# bucklys falls herping(vic)



## geckos_are_great (Nov 12, 2009)

im going to buckly falls on sunday because dad wants to go trout fishing but im not that interested in fishing. so im just wondering what types of reptiles are around there.??? any help would be great.


----------



## ryanharvey1993 (Nov 12, 2009)

you will know when you get back wont you....


----------



## geckos_are_great (Nov 12, 2009)

lol so true.but i would still like to know what people have found around.


----------



## kidsheart (Nov 12, 2009)

haha "bucklys falls" ... hmmmm doesnt sound too promising haha


----------



## jinin (Nov 12, 2009)

haha, lol.


----------



## geckos_are_great (Nov 12, 2009)

lol. but seriously what might i find out that way


----------



## JoshMVG (Nov 12, 2009)

I dont know bout herps, but iv heard people go there for trout


----------



## jinin (Nov 13, 2009)

lol i feel sorry for this guy, no one can help him but state the obvious lol.


----------



## Alexandra (Nov 13, 2009)

They have tiger snakes and copperheads around there.. but thats all i know of..


----------



## geckos_are_great (Nov 13, 2009)

hmm. o well ill post some pictures of the stuff i find when i get back.


----------



## Brown_Hair (Nov 13, 2009)

Fishing is good for you, it puts hair on your chest! Throw a line in, sit back and sink some beer!


----------



## ryanharvey1993 (Nov 13, 2009)

Brown_Hair said:


> Fishing is good for you, it puts hair on your chest! Throw a line in, sit back and sink some beer!


 
great advice for a 13 year old :lol:


----------



## Brown_Hair (Nov 13, 2009)

lol it is, im shure he wants hair on the chest to get the girlies! 

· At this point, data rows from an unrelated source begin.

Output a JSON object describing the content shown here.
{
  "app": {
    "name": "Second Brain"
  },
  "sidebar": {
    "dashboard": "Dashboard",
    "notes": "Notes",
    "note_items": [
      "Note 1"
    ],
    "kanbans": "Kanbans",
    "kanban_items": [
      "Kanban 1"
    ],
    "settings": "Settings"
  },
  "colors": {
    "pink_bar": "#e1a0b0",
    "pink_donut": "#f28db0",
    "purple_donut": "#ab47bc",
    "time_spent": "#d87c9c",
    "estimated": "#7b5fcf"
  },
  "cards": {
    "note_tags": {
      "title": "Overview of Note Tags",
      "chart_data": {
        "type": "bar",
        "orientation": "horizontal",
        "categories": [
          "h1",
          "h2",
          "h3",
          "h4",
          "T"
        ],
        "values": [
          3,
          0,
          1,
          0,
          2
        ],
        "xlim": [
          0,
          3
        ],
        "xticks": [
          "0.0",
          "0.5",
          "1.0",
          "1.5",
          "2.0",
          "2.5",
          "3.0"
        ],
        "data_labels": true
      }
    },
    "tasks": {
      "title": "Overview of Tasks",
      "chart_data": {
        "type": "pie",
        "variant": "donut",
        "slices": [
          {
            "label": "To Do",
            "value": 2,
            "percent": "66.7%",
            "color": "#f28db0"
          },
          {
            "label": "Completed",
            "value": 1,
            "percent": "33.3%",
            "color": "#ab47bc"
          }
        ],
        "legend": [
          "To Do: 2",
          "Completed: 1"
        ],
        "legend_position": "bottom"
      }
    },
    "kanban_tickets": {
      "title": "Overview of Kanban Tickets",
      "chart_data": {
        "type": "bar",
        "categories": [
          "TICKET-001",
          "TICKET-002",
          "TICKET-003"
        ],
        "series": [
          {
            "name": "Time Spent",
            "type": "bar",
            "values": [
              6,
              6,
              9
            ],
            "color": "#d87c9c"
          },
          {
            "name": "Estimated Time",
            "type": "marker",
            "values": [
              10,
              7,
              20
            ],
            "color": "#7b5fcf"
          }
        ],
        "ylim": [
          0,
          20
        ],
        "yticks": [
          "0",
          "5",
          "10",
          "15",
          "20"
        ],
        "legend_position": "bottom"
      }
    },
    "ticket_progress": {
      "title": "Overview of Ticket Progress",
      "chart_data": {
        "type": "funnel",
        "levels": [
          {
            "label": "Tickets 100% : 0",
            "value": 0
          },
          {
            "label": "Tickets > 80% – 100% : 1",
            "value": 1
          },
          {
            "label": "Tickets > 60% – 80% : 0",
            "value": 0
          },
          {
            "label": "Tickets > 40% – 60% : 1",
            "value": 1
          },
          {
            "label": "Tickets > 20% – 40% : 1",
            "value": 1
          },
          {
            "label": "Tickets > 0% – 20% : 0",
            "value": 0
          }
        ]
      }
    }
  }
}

I didnt say get tanked and march down to king st! lol im shure he would be able to share a beer with his daddy. And besides i think having a beer or 2 is a bit safer for a 13 year old thank walking around looking for vens!!


----------



## geckos_are_great (Nov 13, 2009)

nah beer tastes like crap. and ive decided im goin to do abit of fishing with dad i will hopfully catch some red fin


----------



## Brown_Hair (Nov 13, 2009)

When i was younger beer was not the best either! It will grow on you tho! Good on ya, spend some time with your dad, im shure he will appreaciate it!


----------



## geckos_are_great (Nov 15, 2009)

wow buckleys falls is awsome. i saw hundreds of golden water skinks and four massive cunningham skinks. but i didnt get any pictures because we left the camera at home. and then we went fishing and caught four massive redfin they would have all been just over 1kg. ill post some pictures of them tomorro. maybey


----------



## ryanharvey1993 (Nov 15, 2009)

geckos_are_great said:


> wow buckleys falls is awsome. i saw hundreds of golden water skinks and four massive cunningham skinks. but i didnt get any pictures because we left the camera at home. and then we went fishing and caught four massive redfin they would have all been just over 1kg. ill post some pictures of them tomorro. maybey


 
you didnt take any of the skinks home did you?


----------



## Acrochordus (Nov 15, 2009)

geckos_are_great said:


> wow buckleys falls is awsome. i saw hundreds of golden water skinks and four massive cunningham skinks. but i didnt get any pictures because we left the camera at home. and then we went fishing and caught four massive redfin they would have all been just over 1kg. ill post some pictures of them tomorro. maybey


How can you post pic's if you left the camera at home?
Thanks Tim.


----------



## Chrisreptile (Nov 15, 2009)

Acrochordus said:


> How can you post pic's if you left the camera at home?
> Thanks Tim.



He took the fish home?


----------



## ryanharvey1993 (Nov 15, 2009)

Chrisreptile said:


> He took the fish home?


 
He took the skinks home?


----------



## Acrochordus (Nov 15, 2009)

Chrisreptile said:


> He took the fish home?


Ohhh pic's of the fish.
Thanks Tim.


----------



## reptilerob (Nov 15, 2009)

Awesome, sounds like you had a great day mate. I cant wait to see you redfin photos!!


----------



## geckos_are_great (Nov 15, 2009)

yeah we kept the fish to eat so we got some pictures of them when we got home


----------



## geckos_are_great (Nov 16, 2009)

*redfin*

ok heres a picture of the redfin.hope you like it.


----------



## reptilerob (Nov 16, 2009)

Lovely feed of reddies mate, you and your old man done well. Did you get them on bait or lures?


----------



## geckos_are_great (Nov 16, 2009)

lures. dad hates using bait. apart from when we go blackfishing


----------